Le trop-parler comme fuite en avant

Notre époque est marquée par une surabondance d’informations et de communications. Derrière ce flot continu se cache souvent une tentative de fuir une réalité plus sombre : un sentiment de vide, d’isolement, voire de désespoir. Le besoin irrépressible de parler, de commenter, de réagir à tout instant semble être le symptôme d’une société qui, en manque de repères solides, cherche à se rassurer par la seule présence constante du bruit.

La parole, entre authenticité et superficialité

Dans ce flot de paroles, et la quête effrénée de pensées à partager, à discuter, la frontière entre l’authenticité et la superficialité devient de plus en plus floue. La parole, jadis vecteur de communication profonde et de partage de savoir, se dilue peu à peu dans un océan de banalités. Ce trop-plein de mots sans poids ni substance apparaît comme un miroir de notre malaise collectif : une société qui parle beaucoup, mais dit peu, une société qui écoute, mais n’entend pas.

Le silence comme acte de résistance

Le silence comme acte de résistance

Face à cette cacophonie, cette saturation verbale, le silence pourrait alors être perçu non pas comme un vide à craindre, mais comme un espace de résistance, de réflexion et de connexion plus authentique avec soi et avec les autres.
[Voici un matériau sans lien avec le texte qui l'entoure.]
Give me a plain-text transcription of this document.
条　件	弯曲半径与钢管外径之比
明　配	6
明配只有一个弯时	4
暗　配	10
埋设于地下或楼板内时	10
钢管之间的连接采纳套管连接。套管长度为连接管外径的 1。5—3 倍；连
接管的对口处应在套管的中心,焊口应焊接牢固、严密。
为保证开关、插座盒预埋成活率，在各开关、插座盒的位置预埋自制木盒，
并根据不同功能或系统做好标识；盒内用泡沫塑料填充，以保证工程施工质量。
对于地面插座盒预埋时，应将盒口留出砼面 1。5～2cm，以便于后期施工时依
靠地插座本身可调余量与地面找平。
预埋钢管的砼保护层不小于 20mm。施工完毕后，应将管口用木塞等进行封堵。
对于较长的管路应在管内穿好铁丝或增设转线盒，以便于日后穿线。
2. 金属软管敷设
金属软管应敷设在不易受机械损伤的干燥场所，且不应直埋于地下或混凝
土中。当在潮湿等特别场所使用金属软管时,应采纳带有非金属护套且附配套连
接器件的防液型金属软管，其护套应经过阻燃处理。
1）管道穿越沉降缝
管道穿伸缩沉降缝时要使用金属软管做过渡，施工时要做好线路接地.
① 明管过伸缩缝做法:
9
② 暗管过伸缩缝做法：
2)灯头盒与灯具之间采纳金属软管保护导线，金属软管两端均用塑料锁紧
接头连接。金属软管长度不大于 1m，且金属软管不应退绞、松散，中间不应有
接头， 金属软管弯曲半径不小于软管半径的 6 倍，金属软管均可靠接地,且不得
Dans le silence, on se donne la possibilité de filtrer le bruit, de chercher et peut-être de trouver le sens qui nous fait défaut. Le silence offre un refuge contre la superficialité, un espace où la parole retrouve sa valeur, où chaque mot prononcé devient un acte chargé de signification.
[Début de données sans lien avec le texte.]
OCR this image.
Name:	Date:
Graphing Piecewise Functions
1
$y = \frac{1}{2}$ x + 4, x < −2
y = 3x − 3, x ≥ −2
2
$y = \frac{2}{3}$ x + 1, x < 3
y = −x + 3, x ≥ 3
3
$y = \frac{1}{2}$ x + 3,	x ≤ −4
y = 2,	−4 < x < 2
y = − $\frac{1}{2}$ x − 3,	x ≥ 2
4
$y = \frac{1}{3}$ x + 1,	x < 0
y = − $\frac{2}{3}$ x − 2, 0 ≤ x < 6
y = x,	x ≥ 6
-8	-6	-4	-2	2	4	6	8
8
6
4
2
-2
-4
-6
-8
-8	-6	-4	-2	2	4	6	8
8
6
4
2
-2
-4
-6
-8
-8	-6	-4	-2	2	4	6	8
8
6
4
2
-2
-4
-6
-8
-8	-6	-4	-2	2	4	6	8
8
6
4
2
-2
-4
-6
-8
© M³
Vers une communication plus significative

Il est nécessaire de questionner notre rapport à la parole et au silence. Peut-être devrions-nous aspirer à une forme de communication plus consciente, où parler moins mais mieux devient un idéal. En reconnaissant la valeur du silence, nous pouvons chercher à établir des connexions plus profondes et plus enrichissantes, où la parole sert véritablement à exprimer, à partager, et à tisser des liens significatifs.

Dans une société en quête de sens, apprendre à naviguer entre le dire et le non-dire, entre le bruit et le silence, pourrait être la clé pour retrouver une forme de sérénité collective. En embrassant le silence, nous nous donnons la chance de réfléchir sur ce qui est véritablement important, de redécouvrir l’art de la conversation et de réapprendre à communiquer de manière à enrichir véritablement nos vies et celles des autres.

Peur de l’évolution sociotechnique ?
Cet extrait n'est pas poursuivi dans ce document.